I. Les contours de la notion d’opposition à contrôle fiscal
L’étude de la notion d’opposition à contrôle fiscal nous amène à pénétrer dans l’intimité d’un couple en phase de rupture. Ce voyeurisme est toutefois justifié par la nécessité de veiller au respect des règles qui encadrent l’opposition à contrôle fiscal (A). Cette curiosité touchera son paroxysme lorsque nous étudierons quelques cas justifiés d’opposition à contrôle fiscal (B).
A. La notion d’opposition à contrôle fiscal
Le contrôle fiscal est le corollaire nécessaire du système déclaratif. En effet, selon le Professeur Martin Collet « il est impératif que l’administration dispose d’importants pouvoirs de contrôle pour s’assurer que les assujettis respectent leurs obligations » [2]. La loi fiscale permet ainsi à l’administration de mener un contrôle fiscal malgré l’absence de coopération du contribuable.
En ce sens, l’article L. 74 du Livre des procédures fiscales dispose que « les bases d’imposition sont évaluées d’office lorsque le contrôle fiscal ne peut avoir lieu du fait du contribuable ou de tiers ». Les agents de l’administration fiscale ont donc les moyens de réagir face à un contribuable réfractaire au contrôle.
Champ d’application – L’article L. 74 du Livre des procédures fiscales vise l’ensemble des contrôles sur place auxquels l’administration est en droit de procéder et pas seulement les vérifications de comptabilité. Ces dispositions s’appliquent notamment au contrôle dont une société civile immobilière peut faire l’objet au titre de ses revenus fonciers [3].

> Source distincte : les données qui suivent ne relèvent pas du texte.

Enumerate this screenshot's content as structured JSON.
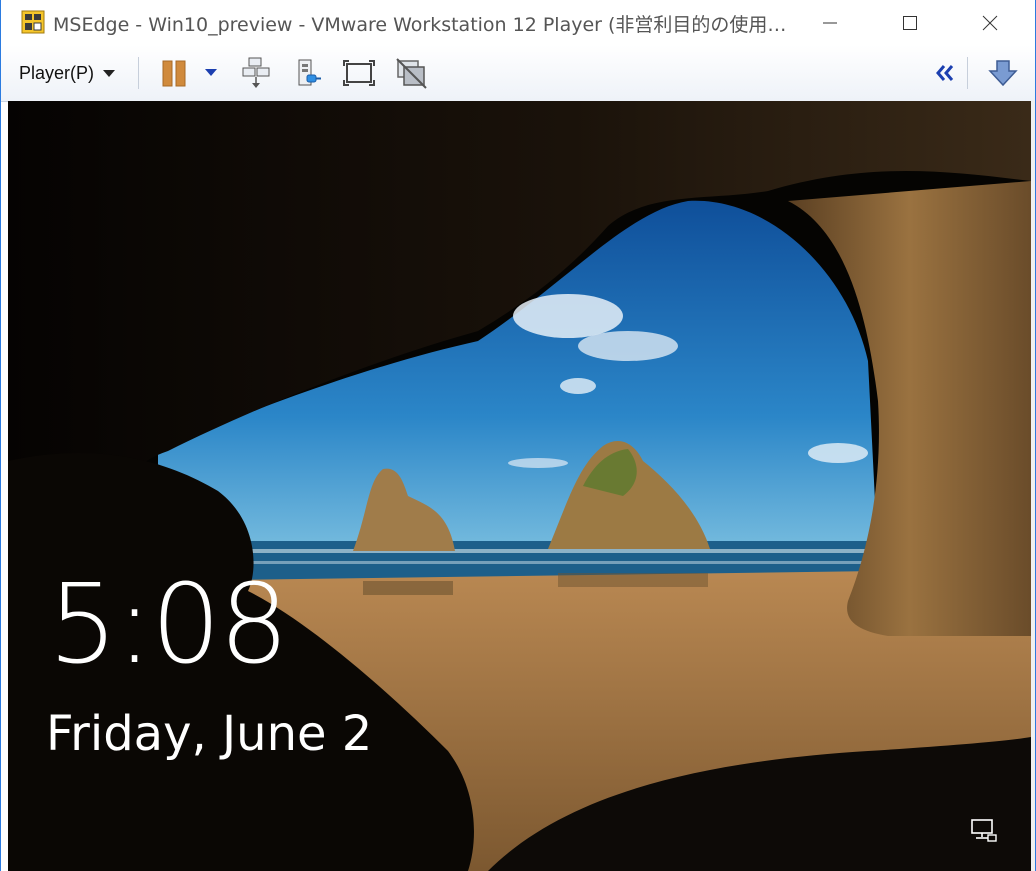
{
  "window": {
    "title": "MSEdge - Win10_preview - VMware Workstation 12 Player (非営利目的の使用…",
    "controls": [
      "minimize-icon",
      "maximize-icon",
      "close-icon"
    ]
  },
  "toolbar": {
    "player_menu_label": "Player(P)",
    "icons": [
      "pause-icon",
      "dropdown-arrow-icon",
      "send-ctrl-alt-del-icon",
      "removable-devices-icon",
      "fullscreen-icon",
      "unity-icon",
      "collapse-toolbar-icon",
      "download-icon"
    ]
  },
  "lock_screen": {
    "time": "5:08",
    "date": "Friday, June 2",
    "status_icon": "network-icon"
  },
  "colors": {
    "accent": "#1565c0",
    "pause": "#d08a3c",
    "sky": "#1a6fb8",
    "sand": "#a87a43"
  }
}
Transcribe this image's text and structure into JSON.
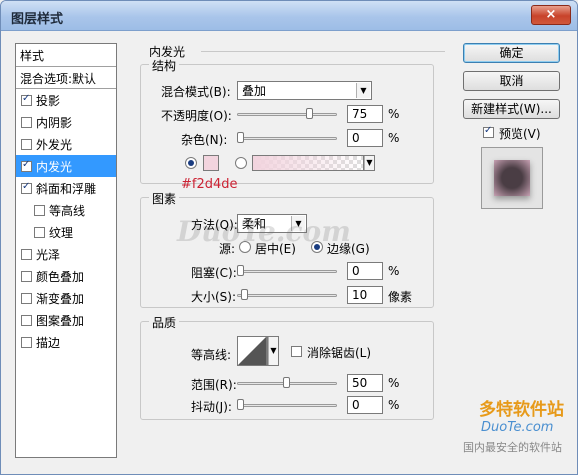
{
  "window": {
    "title": "图层样式",
    "close": "×"
  },
  "style_list": {
    "header": "样式",
    "blend_options": "混合选项:默认",
    "items": [
      {
        "label": "投影",
        "checked": true,
        "sub": false,
        "selected": false
      },
      {
        "label": "内阴影",
        "checked": false,
        "sub": false,
        "selected": false
      },
      {
        "label": "外发光",
        "checked": false,
        "sub": false,
        "selected": false
      },
      {
        "label": "内发光",
        "checked": true,
        "sub": false,
        "selected": true
      },
      {
        "label": "斜面和浮雕",
        "checked": true,
        "sub": false,
        "selected": false
      },
      {
        "label": "等高线",
        "checked": false,
        "sub": true,
        "selected": false
      },
      {
        "label": "纹理",
        "checked": false,
        "sub": true,
        "selected": false
      },
      {
        "label": "光泽",
        "checked": false,
        "sub": false,
        "selected": false
      },
      {
        "label": "颜色叠加",
        "checked": false,
        "sub": false,
        "selected": false
      },
      {
        "label": "渐变叠加",
        "checked": false,
        "sub": false,
        "selected": false
      },
      {
        "label": "图案叠加",
        "checked": false,
        "sub": false,
        "selected": false
      },
      {
        "label": "描边",
        "checked": false,
        "sub": false,
        "selected": false
      }
    ]
  },
  "panel": {
    "title": "内发光",
    "structure": {
      "legend": "结构",
      "blend_mode_label": "混合模式(B):",
      "blend_mode_value": "叠加",
      "opacity_label": "不透明度(O):",
      "opacity_value": "75",
      "opacity_unit": "%",
      "opacity_level": 0.75,
      "noise_label": "杂色(N):",
      "noise_value": "0",
      "noise_unit": "%",
      "noise_level": 0,
      "glow_color": "#f2d4de",
      "color_hex_label": "#f2d4de"
    },
    "elements": {
      "legend": "图素",
      "method_label": "方法(Q):",
      "method_value": "柔和",
      "source_label": "源:",
      "source_center": "居中(E)",
      "source_edge": "边缘(G)",
      "choke_label": "阻塞(C):",
      "choke_value": "0",
      "choke_unit": "%",
      "choke_level": 0,
      "size_label": "大小(S):",
      "size_value": "10",
      "size_unit": "像素",
      "size_level": 0.04
    },
    "quality": {
      "legend": "品质",
      "contour_label": "等高线:",
      "antialias_label": "消除锯齿(L)",
      "antialias_checked": false,
      "range_label": "范围(R):",
      "range_value": "50",
      "range_unit": "%",
      "range_level": 0.5,
      "jitter_label": "抖动(J):",
      "jitter_value": "0",
      "jitter_unit": "%",
      "jitter_level": 0
    }
  },
  "buttons": {
    "ok": "确定",
    "cancel": "取消",
    "new_style": "新建样式(W)...",
    "preview_label": "预览(V)",
    "preview_checked": true
  },
  "watermark": {
    "center": "DuoTe.com",
    "corner_title": "多特软件站",
    "corner_url": "DuoTe.com",
    "corner_sub": "国内最安全的软件站"
  }
}
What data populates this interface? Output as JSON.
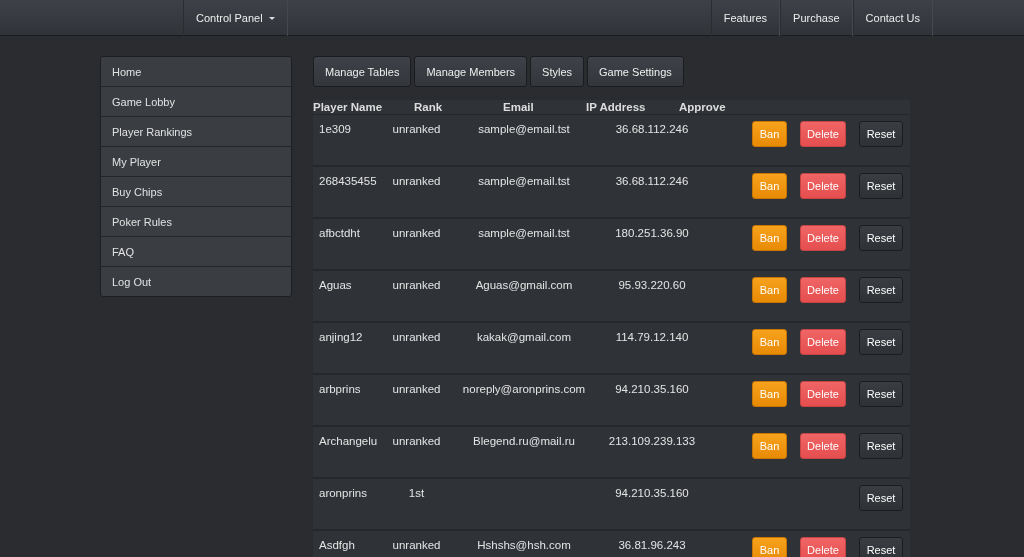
{
  "navbar": {
    "menu": {
      "label": "Control Panel",
      "expanded": false
    },
    "links": [
      {
        "label": "Features"
      },
      {
        "label": "Purchase"
      },
      {
        "label": "Contact Us"
      }
    ]
  },
  "sidebar": {
    "items": [
      {
        "label": "Home"
      },
      {
        "label": "Game Lobby"
      },
      {
        "label": "Player Rankings"
      },
      {
        "label": "My Player"
      },
      {
        "label": "Buy Chips"
      },
      {
        "label": "Poker Rules"
      },
      {
        "label": "FAQ"
      },
      {
        "label": "Log Out"
      }
    ]
  },
  "tabs": [
    {
      "label": "Manage Tables"
    },
    {
      "label": "Manage Members"
    },
    {
      "label": "Styles"
    },
    {
      "label": "Game Settings"
    }
  ],
  "table": {
    "columns": [
      "Player Name",
      "Rank",
      "Email",
      "IP Address",
      "Approve"
    ],
    "rows": [
      {
        "name": "1e309",
        "rank": "unranked",
        "email": "sample@email.tst",
        "ip": "36.68.112.246",
        "buttons": [
          {
            "label": "Ban",
            "kind": "ban"
          },
          {
            "label": "Delete",
            "kind": "delete"
          },
          {
            "label": "Reset",
            "kind": "reset"
          }
        ]
      },
      {
        "name": "268435455",
        "rank": "unranked",
        "email": "sample@email.tst",
        "ip": "36.68.112.246",
        "buttons": [
          {
            "label": "Ban",
            "kind": "ban"
          },
          {
            "label": "Delete",
            "kind": "delete"
          },
          {
            "label": "Reset",
            "kind": "reset"
          }
        ]
      },
      {
        "name": "afbctdht",
        "rank": "unranked",
        "email": "sample@email.tst",
        "ip": "180.251.36.90",
        "buttons": [
          {
            "label": "Ban",
            "kind": "ban"
          },
          {
            "label": "Delete",
            "kind": "delete"
          },
          {
            "label": "Reset",
            "kind": "reset"
          }
        ]
      },
      {
        "name": "Aguas",
        "rank": "unranked",
        "email": "Aguas@gmail.com",
        "ip": "95.93.220.60",
        "buttons": [
          {
            "label": "Ban",
            "kind": "ban"
          },
          {
            "label": "Delete",
            "kind": "delete"
          },
          {
            "label": "Reset",
            "kind": "reset"
          }
        ]
      },
      {
        "name": "anjing12",
        "rank": "unranked",
        "email": "kakak@gmail.com",
        "ip": "114.79.12.140",
        "buttons": [
          {
            "label": "Ban",
            "kind": "ban"
          },
          {
            "label": "Delete",
            "kind": "delete"
          },
          {
            "label": "Reset",
            "kind": "reset"
          }
        ]
      },
      {
        "name": "arbprins",
        "rank": "unranked",
        "email": "noreply@aronprins.com",
        "ip": "94.210.35.160",
        "buttons": [
          {
            "label": "Ban",
            "kind": "ban"
          },
          {
            "label": "Delete",
            "kind": "delete"
          },
          {
            "label": "Reset",
            "kind": "reset"
          }
        ]
      },
      {
        "name": "Archangelu",
        "rank": "unranked",
        "email": "Blegend.ru@mail.ru",
        "ip": "213.109.239.133",
        "buttons": [
          {
            "label": "Ban",
            "kind": "ban"
          },
          {
            "label": "Delete",
            "kind": "delete"
          },
          {
            "label": "Reset",
            "kind": "reset"
          }
        ]
      },
      {
        "name": "aronprins",
        "rank": "1st",
        "ip": "94.210.35.160",
        "buttons": [
          {
            "label": "Reset",
            "kind": "reset"
          }
        ]
      },
      {
        "name": "Asdfgh",
        "rank": "unranked",
        "email": "Hshshs@hsh.com",
        "ip": "36.81.96.243",
        "buttons": [
          {
            "label": "Ban",
            "kind": "ban"
          },
          {
            "label": "Delete",
            "kind": "delete"
          },
          {
            "label": "Reset",
            "kind": "reset"
          }
        ]
      }
    ]
  }
}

Obligation de coopération du contribuable – L’administration fiscale mentionne de plus en plus souvent l’existence d’une obligation de coopération entre le service et le contribuable. Ce dernier doit, en effet, accepter « les règles du jeu » en satisfaisant aux demandes du vérificateur. Lorsque tel n’est pas le cas, le fisc peut agiter la menace dissuasive d’une opposition à contrôle fiscal. Toutefois, il faut garder à l’esprit que cette menace ne peut être mise à exécution que lorsque les conditions de l’opposition à contrôle fiscal sont remplies.

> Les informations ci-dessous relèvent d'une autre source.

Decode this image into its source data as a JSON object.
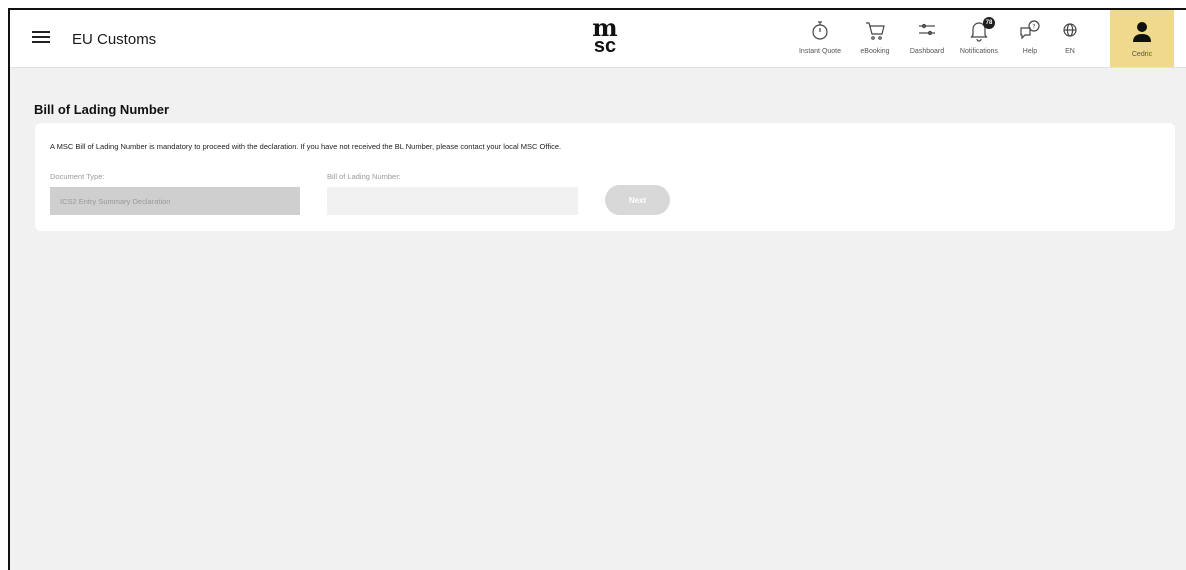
{
  "header": {
    "app_title": "EU Customs",
    "logo_line1": "m",
    "logo_line2": "sc",
    "nav": [
      {
        "label": "Instant Quote",
        "icon": "stopwatch-icon"
      },
      {
        "label": "eBooking",
        "icon": "cart-icon"
      },
      {
        "label": "Dashboard",
        "icon": "sliders-icon"
      },
      {
        "label": "Notifications",
        "icon": "bell-icon",
        "badge": "78"
      },
      {
        "label": "Help",
        "icon": "help-chat-icon"
      },
      {
        "label": "EN",
        "icon": "globe-icon"
      }
    ],
    "user": {
      "label": "Cedric",
      "icon": "user-icon",
      "bg": "#eed98d"
    }
  },
  "main": {
    "heading": "Bill of Lading Number",
    "notice": "A MSC Bill of Lading Number is mandatory to proceed with the declaration. If you have not received the BL Number, please contact your local MSC Office.",
    "document_type_label": "Document Type:",
    "document_type_value": "ICS2 Entry Summary Declaration",
    "bl_label": "Bill of Lading Number:",
    "bl_value": "",
    "bl_placeholder": "",
    "next_label": "Next"
  }
}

Conditions d’application – L’application des dispositions de l’article L. 74 du Livre des procédures fiscales nécessite la caractérisation d’une opposition à contrôle fiscal. Rappelons que l’opposition à l’exercice du contrôle peut émaner du contribuable lui-même ou d’un tiers. Le Professeur Thierry Lambert définit l’élément matériel de l’opposition à contrôle fiscal comme « tout obstacle apporté par toute personne, contribuable ou tiers, à l’exercice légal des fonctions des agents habilités à constater les infractions à la législation fiscale, et ayant pour effet de mettre les agents de l’administration dans l’impossibilité d’accomplir leur mission » [4]. L’exercice du contrôle doit ainsi être rendu quasi impossible. En outre, une telle opposition ne peut être caractérisée en l’absence d’un élément moral. Il doit en effet résulter des circonstances de l’espèce que l’obstacle a été apporté volontairement, consciemment et de façon délibérée [5].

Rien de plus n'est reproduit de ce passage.